No doubt, it has been a busy 12 months for WSS. It bought Trema in August, only seven months after private equity investor Warburg Pincus had acquired WSS. Trema seemed to be a natural complement to WSS, which for years had been angling to leverage its market strength among financial services enterprises into a meaningful chunk of the non-financial corporate market. Although European, Trema–under the leadership of CEO Michele
Fitzpatrick–had dramatically increased its name recognition and image in North America. Among Trema's many attributes was its development of a middle market product line and client roster, built around the portfolio that came with its acquisition of Richmond Software in September 2005. The WSS-Trema combination was expected to be a worthy opponent to SunGard AvantGard, which over the past year had also reinforced its market presence through acquisitions of Integrity and then XRT. "Since the Wall Street Systems-Trema merger was announced, management has moved quickly to combine the two organizations, sort out their strengths and decide which segments to pursue. Warburg Pincus is definitely focused on getting an effective execution model together," notes Maggie Scarborough, research manager for corporate banking at Financial Insights.

Of four major product lines that WSS will preserve, only one–Wallstreet Treasury–is
almost exclusively aimed at the corporate marketplace. That product is the old Richmond software, which Trema renamed Trema One. Trema Suite (formerly Finance Kit) emerges as Wallstreet Suite and will cover the large corporate market, as well as financial firms. The two legacy WSS systems are now called Wallstreet FX and Wallstreet Back Office. They will continue to serve their handful of existing non-financial treasuries, but will be marketed now as specialized systems for financial services companies. "It looks like they are putting a lot of resources behind bank-side products," observes Glen Solimine, CEO of financial technology provider Speranza Systems Inc. in Scarborough, Maine, "which is no surprise because that's where their higher margins are."

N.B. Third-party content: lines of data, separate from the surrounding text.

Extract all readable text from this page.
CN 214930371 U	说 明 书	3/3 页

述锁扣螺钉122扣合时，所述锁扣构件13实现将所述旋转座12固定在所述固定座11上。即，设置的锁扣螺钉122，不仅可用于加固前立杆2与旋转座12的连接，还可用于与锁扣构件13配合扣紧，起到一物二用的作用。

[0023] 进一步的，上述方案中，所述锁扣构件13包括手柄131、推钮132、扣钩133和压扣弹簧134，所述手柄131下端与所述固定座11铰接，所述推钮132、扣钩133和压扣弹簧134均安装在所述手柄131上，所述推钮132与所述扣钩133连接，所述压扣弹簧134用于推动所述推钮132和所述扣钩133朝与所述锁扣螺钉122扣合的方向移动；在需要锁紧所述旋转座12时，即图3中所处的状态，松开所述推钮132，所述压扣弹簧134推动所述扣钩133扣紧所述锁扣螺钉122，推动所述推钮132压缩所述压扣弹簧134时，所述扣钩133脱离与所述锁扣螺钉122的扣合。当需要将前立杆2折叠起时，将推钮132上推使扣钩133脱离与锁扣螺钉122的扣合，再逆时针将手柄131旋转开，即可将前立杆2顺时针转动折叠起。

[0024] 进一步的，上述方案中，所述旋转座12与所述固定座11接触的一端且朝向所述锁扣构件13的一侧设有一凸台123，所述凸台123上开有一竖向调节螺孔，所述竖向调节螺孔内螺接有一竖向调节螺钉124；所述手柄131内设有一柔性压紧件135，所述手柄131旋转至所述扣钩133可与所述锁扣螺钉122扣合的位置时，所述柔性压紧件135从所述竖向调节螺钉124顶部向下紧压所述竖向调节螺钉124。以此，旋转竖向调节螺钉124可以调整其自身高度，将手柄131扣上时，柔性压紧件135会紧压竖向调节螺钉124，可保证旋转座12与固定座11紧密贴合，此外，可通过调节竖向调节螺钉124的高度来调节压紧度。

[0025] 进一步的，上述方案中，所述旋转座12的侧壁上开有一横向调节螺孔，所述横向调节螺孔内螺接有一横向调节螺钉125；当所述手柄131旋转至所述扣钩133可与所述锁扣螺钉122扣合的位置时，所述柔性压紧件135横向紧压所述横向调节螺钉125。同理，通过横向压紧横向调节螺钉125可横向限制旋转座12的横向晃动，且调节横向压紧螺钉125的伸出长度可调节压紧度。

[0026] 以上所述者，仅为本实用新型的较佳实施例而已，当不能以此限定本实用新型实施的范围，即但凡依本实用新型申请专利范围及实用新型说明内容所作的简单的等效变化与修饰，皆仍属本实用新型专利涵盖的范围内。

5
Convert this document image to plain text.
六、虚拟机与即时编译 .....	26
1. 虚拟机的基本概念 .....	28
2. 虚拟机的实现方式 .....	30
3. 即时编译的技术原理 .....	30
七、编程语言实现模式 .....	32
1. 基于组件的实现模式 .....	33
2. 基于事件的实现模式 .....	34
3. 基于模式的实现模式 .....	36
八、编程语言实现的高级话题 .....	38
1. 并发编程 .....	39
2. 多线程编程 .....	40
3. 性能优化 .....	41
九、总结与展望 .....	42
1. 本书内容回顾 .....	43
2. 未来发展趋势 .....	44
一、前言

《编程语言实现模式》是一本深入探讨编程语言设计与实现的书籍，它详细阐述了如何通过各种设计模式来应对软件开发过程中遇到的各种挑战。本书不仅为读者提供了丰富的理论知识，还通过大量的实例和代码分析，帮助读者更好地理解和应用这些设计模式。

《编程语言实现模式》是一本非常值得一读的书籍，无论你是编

But behind the scenes, there is shifting as well. Jeff Wallace, managing partner of Greenwich Treasury Advisors LLC in Boulder, Colo., claims WSS has been coaxing its larger Wallstreet Treasury users to move up to its more robust Suite product. "It's now their preferred solution for large corporate treasuries," Wallace says. But WSS now seems to concede that its FX and Back Office solutions have little future in the market beyond its present clientele, which includes a short list of major names like Ford, Hewlett-Packard and Procter & Gamble, he reports.

Still, a few observers question whether the product line will have enough breadth and depth to compete head-to-head with SunGard and Thomson Financial, which has shown the most momentum in recent months in the marketplace. When describing the WSS lineup, consultant Craig A. Jeffery, managing director of Strategic Treasurer in Atlanta, argues: "It's a smile with some gold molars and missing teeth between Wallstreet Treasury and Wallstreet Suite." For the large corporate market, they don't have products that match up well against systems like SunGard's Integrity and Quantum, he suggests.

Among the less controversial parts of the strategy is WSS's decision to move all products to both on-premise and ASP models. "In the age of compliance, it is increasingly difficult, expensive and disruptive for corporations to implement new solutions, and few have the resources to support them," Scarborough says. "Hosting and shared services remove the implementation barriers."

The ASP emphasis sounds shrewd to Dawnette Blake, U.S. treasury center manager at Agilent Technologies Inc. in Santa Clara, Calif. The company uses installed Richmond software bought in June 2005. However, "we're looking at the ASP-hosted model to see how much it would reduce our cost," she says. The real savings would come from not needing IT support, she adds. "A hosted solution would keep us using the current technology without the rigorous testing required for an installed upgrade."